Published in final edited form as: Cell Rep. 2021 Aug 24;36(8):109587. doi: 10.1016/j.celrep.2021.109587

Figure 1. Phagocytosis is dependent on ratio of activating antibody to inhibitory CD47.

Figure 1.

(A) Experimental setup of the phagocytosis assay of cell-like target particles by RAW 264.7 macrophages.

(B) Quantification of average internalized, SLB-coated target particle fluorescence shows phagocytosis of protein-coated targets as compared with empty (lipid-only) targets. Each condition is the average of three independent experiments representing a total of >300 cells. Bars represent means ± SEM. Conditions were compared with two-tailed Student’s t test. ***p < 0.001.
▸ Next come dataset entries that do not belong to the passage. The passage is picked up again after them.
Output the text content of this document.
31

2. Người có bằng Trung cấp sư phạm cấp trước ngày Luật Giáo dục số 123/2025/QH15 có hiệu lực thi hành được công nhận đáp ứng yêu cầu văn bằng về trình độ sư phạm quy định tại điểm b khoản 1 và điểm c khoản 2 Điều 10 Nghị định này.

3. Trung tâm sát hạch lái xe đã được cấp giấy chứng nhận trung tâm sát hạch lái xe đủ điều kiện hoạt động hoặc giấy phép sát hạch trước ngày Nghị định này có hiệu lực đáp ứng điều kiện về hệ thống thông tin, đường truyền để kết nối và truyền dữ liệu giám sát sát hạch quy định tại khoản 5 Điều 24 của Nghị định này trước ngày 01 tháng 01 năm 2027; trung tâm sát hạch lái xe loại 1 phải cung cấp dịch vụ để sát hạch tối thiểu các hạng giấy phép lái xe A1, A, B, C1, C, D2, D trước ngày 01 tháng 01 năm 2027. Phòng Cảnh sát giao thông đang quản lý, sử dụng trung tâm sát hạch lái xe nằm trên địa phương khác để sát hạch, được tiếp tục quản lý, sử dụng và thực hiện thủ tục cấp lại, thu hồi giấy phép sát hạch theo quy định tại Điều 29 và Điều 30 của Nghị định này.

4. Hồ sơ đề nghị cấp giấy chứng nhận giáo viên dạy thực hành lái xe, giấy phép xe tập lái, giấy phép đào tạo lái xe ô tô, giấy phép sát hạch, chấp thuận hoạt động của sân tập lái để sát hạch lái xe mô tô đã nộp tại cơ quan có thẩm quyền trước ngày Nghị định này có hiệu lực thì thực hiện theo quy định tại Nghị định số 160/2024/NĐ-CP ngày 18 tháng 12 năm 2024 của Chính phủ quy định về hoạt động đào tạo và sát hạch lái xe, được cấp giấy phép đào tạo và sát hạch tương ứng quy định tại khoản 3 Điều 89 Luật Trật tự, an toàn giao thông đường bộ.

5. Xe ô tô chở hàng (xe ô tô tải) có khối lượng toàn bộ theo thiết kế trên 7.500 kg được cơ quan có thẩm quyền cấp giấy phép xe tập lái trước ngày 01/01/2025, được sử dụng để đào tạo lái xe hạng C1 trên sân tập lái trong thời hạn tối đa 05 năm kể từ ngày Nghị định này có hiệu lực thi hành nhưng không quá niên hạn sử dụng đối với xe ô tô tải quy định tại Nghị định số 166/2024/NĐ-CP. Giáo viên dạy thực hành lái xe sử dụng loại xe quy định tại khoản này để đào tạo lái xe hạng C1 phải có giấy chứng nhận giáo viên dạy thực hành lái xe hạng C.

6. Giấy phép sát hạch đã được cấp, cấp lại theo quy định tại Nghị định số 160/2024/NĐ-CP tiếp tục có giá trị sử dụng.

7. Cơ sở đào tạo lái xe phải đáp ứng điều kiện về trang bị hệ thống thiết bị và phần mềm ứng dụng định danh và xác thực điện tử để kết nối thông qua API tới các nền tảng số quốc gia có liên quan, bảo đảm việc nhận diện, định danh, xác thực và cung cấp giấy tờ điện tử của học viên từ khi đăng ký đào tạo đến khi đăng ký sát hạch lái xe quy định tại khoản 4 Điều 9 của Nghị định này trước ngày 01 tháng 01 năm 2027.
(C) Experimental setup of target particles with different anti-biotin IgG and CD47 densities. SLB-coated particles were incubated with 15 different combinations of anti-biotin IgG and CD47 concentrations, in addition to a no-protein (lipid-only) control.

(D) Internalized target particle fluorescence quantification for conditions outlined in (C) (left panel). Data replotted as a function of CD47:antibody ratio (right panel). Each condition is the average of three independent experiments representing a total of >300 cells. Bars represent means ± SEM.

(E) Different anti-biotin IgG to CD47 ratios were created at high concentration, then serially diluted 5-fold, three times, creating a total of four concentrations for each ratio. Internalized target-particle fluorescence was quantified for phagocytosis of each particle ratio. Each condition is the average of three independent experiments representing a total of >300 cells. Bars represent means ± SEM.